Un autre atelier portait sur la création de « communautés intentionnelles » : une forme de vie communautaire où l’on partage des valeurs et un but communs. Ces communautés, dont plusieurs s’inspirent du modèle d’écovillage comme la Cité écologique de Ham-Nord, sont des regroupements d’individus qui cherchent à vivre autrement, en marge du système capitaliste, tout en défendant des pratiques et des modes de vie en rupture avec l’idée du progrès, de la production, du travail et de la société de consommation. Enchantées par l’expérience de la commune de Twin Oaks en Virginie, deux participantes sont venues témoigner de leur décision de réaliser un projet de vie communautaire en Gaspésie avec trois autres personnes. Si l’intention est de vivre en autosuffisance, le projet vise aussi des actions mensuelles comme le mois sans pétrole, le mois des services de voisinage, le mois de l’autonomie énergétique.

Dans cette même perspective, une autre intervenante a relaté son expérience sur la thématique du « vivre ensemble », compris comme une façon de créer des relations d’entraide entre les générations, de réduire les clivages générationnels et les inégalités, mais aussi de renouer avec l’appartenance à la communauté afin de contrer l’individualisme, entendu comme un changement anthropologique radical dans l’histoire de l’humanité.

Sur la thématique des enjeux environnementaux, un groupe de jeunes est venu parler d’un séjour sur le site du bocage à Notre-Dame-des-Landes, en France, et a retracé les enjeux de la lutte que les citoyennes et les citoyens ont menée contre la construction d’un aéroport, projet qui a mobilisé les populations locales et créé un immense campement autogéré où la lutte se poursuit encore aujourd’hui. Une occupation du territoire qui a généré de multiples services et qui constitue une expérience à reproduire « pour penser et vivre autrement ».

D’autres ont raconté leur marche de mobilisation contre les projets pétroliers à Belledune et l’exploration pétrolière à Anticosti et à Gaspé. Ils ont aussi rappelé leur arrêt à Ristigouche pour appuyer la municipalité dans sa lutte pour la protection de l’eau contre la pétrolière Gastem et leur passage à Port-Daniel concernant le projet de cimenterie. Au chapitre de la résistance, des échanges ont entre autres porté sur l’affirmation de son identité sexuelle, sur les premières prises de conscience politique lors de la mobilisation étudiante en 2012, sur l’importance de déconstruire le capitalisme, sur l’occupation d’un terrain privé pour revendiquer des logements sociaux.

Finalement, Charles Coocoo du collectif MAMO (« ensemble » en langue atikamekw) a rappelé, dans le langage et l’esprit des peuples autochtones, que notre existence dépend de la nature et que le combat des femmes et des hommes est celui de la conservation de la vie menacée par la déshumanisation de la société.
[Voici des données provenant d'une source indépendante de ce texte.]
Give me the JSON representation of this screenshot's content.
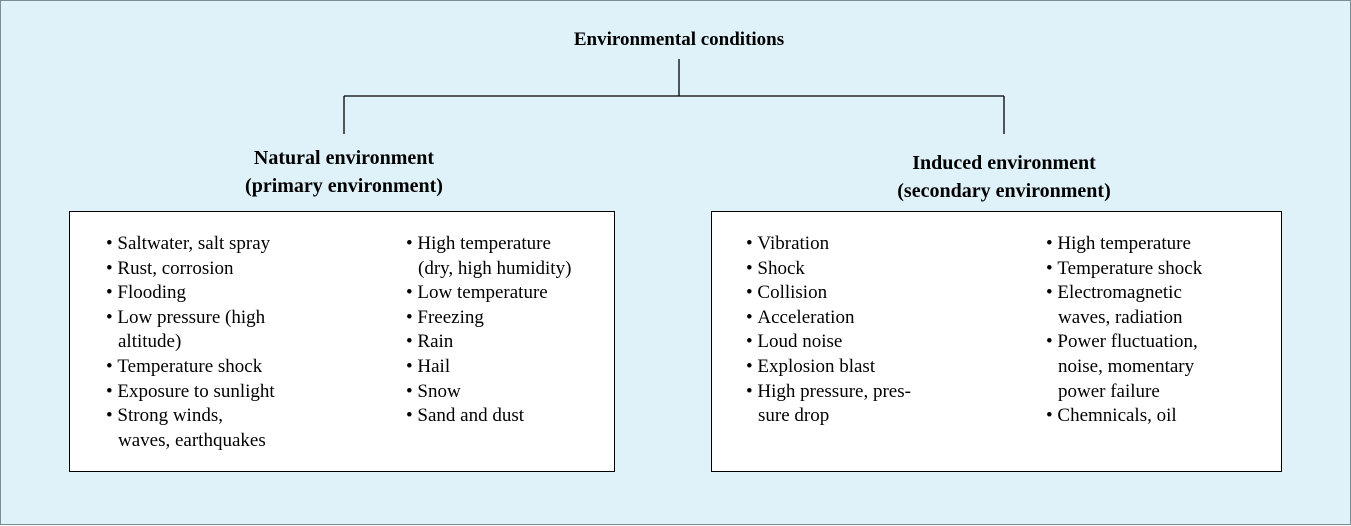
{
  "title": "Environmental conditions",
  "branches": [
    {
      "heading": [
        "Natural environment",
        "(primary environment)"
      ],
      "columns": [
        [
          [
            "Saltwater, salt spray"
          ],
          [
            "Rust, corrosion"
          ],
          [
            "Flooding"
          ],
          [
            "Low pressure (high",
            "altitude)"
          ],
          [
            "Temperature shock"
          ],
          [
            "Exposure to sunlight"
          ],
          [
            "Strong winds,",
            "waves, earthquakes"
          ]
        ],
        [
          [
            "High temperature",
            "(dry, high humidity)"
          ],
          [
            "Low temperature"
          ],
          [
            "Freezing"
          ],
          [
            "Rain"
          ],
          [
            "Hail"
          ],
          [
            "Snow"
          ],
          [
            "Sand and dust"
          ]
        ]
      ]
    },
    {
      "heading": [
        "Induced environment",
        "(secondary environment)"
      ],
      "columns": [
        [
          [
            "Vibration"
          ],
          [
            "Shock"
          ],
          [
            "Collision"
          ],
          [
            "Acceleration"
          ],
          [
            "Loud noise"
          ],
          [
            "Explosion blast"
          ],
          [
            "High pressure, pres-",
            "sure drop"
          ]
        ],
        [
          [
            "High temperature"
          ],
          [
            "Temperature shock"
          ],
          [
            "Electromagnetic",
            "waves, radiation"
          ],
          [
            "Power fluctuation,",
            "noise, momentary",
            "power failure"
          ],
          [
            "Chemnicals, oil"
          ]
        ]
      ]
    }
  ]
}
Si La Cueillette des savoirs visait la population de la MRC des Basques, la participation aux ateliers a essentiellement attiré les résidents de l’auberge et des gens de passage venus pour l’occasion. Malgré son importance et sa richesse, cette initiative n’a pas dépassé les frontières d’une marginalité qui s’inscrit dans un mouvement de résistance pour la défense d’autres manières de vivre ensemble en pensant, en agissant et en vivant autrement. Par ailleurs, la conscience des enjeux contemporains exprimée dans les ateliers et des dangers qui menacent la condition humaine (dont l’individualisme et la destruction de la nature) semble se jouer en faveur d’une utopie où la multiplication des échanges de savoirs et d’expériences permettrait la création d’un autre monde. Le ressort des institutions et la possibilité de leur refondation ne semblent plus un horizon d’avenir. Comme s’il fallait tout reconstruire selon ce qui nous ressemble. Il y a, il me semble, le risque de sombrer dans l’indépassable en refusant d’affronter le politique.